In short, most peasant farmers must sharecrop at least some of their land, and on sharecropped land, extraction rates are on the order of 50% (for basically nothing in return).

lm28469 11 hours ago | parent | next [-]

> extraction rates are on the order of 50% (for basically nothing in return).

Hey that's pretty much what we have in Germany, probably even higher thanks to vat, capital gains, &c.

multjoy 10 hours ago | parent [-]

You have roads, infrastructure, a social security system, hospitals, schools…

The peasant got nothing.

jalapenos 7 hours ago | parent [-]

Not quite, there was social spending on things like (simple) roads and temples (which could double as schools), but obviously nothing close to today's (wealthy) standards.
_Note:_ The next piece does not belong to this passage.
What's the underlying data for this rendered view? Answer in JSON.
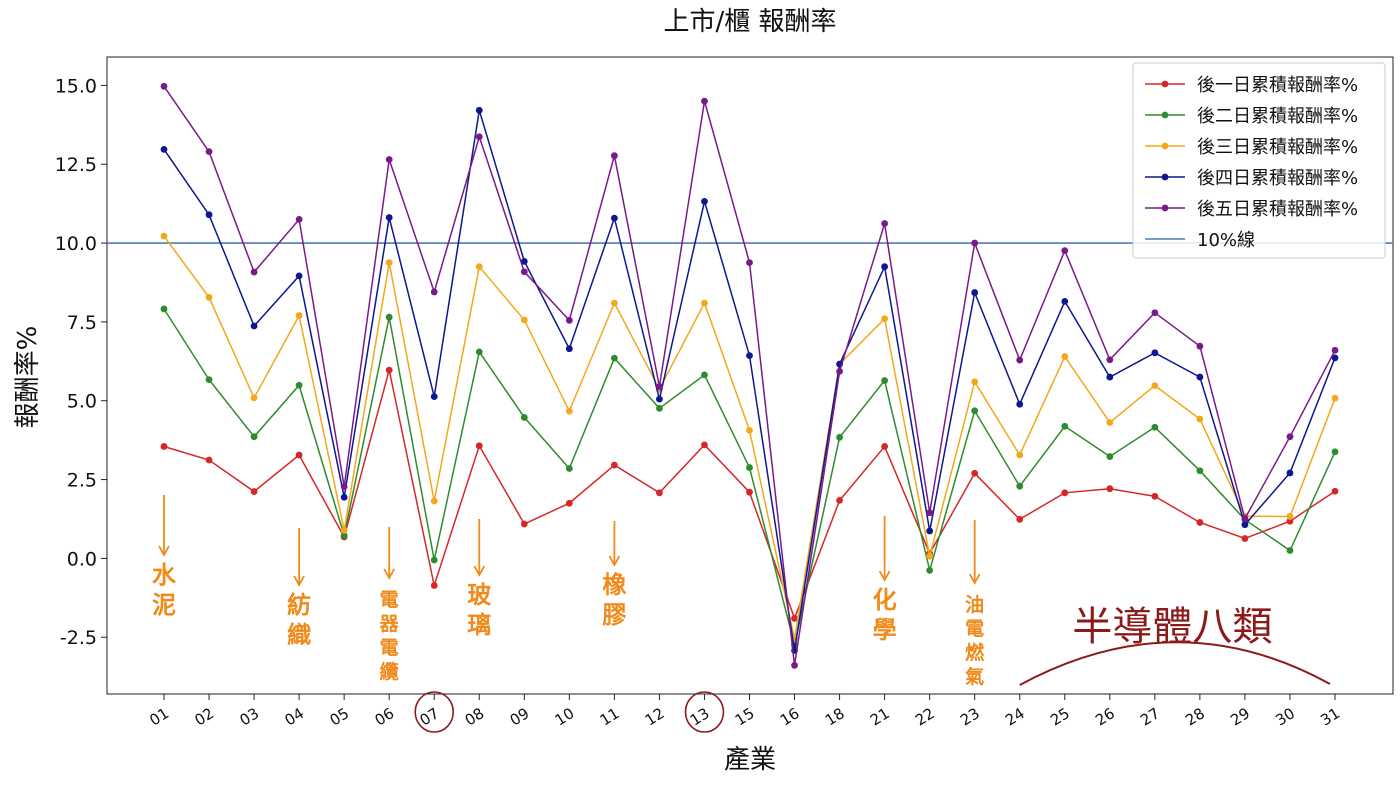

nosianu 12 hours ago | parent | prev [-]

> for basically nothing in return

Basix protection and basic law? Sure, far from an ideal model we would have in mind today, the comparison is against a completely "free" society as in much much longer ago.

> must sharecrop at least some of their land, and on sharecropped land, extraction rates are on the order of 50% (for basically nothing in return).

Uhm... so half of an unknown number? That's also an unknown number then, and the very concrete "50%" means nothing.

I'm only complaining about the TL;DR, the original article is great. After reading it, I think there is no good TL;DR possible. There is too much to consider, actually reading that link seems and unavoidable if one actually wants to know. Would someone in two hundred years looking at average income in the US today as the one or two sentence TL;DR have a useful picture of what life is like in the US today?

jalapenos 7 hours ago | parent [-]

The rate floated around a lot by time period and domain, but 50% is a good approx figure.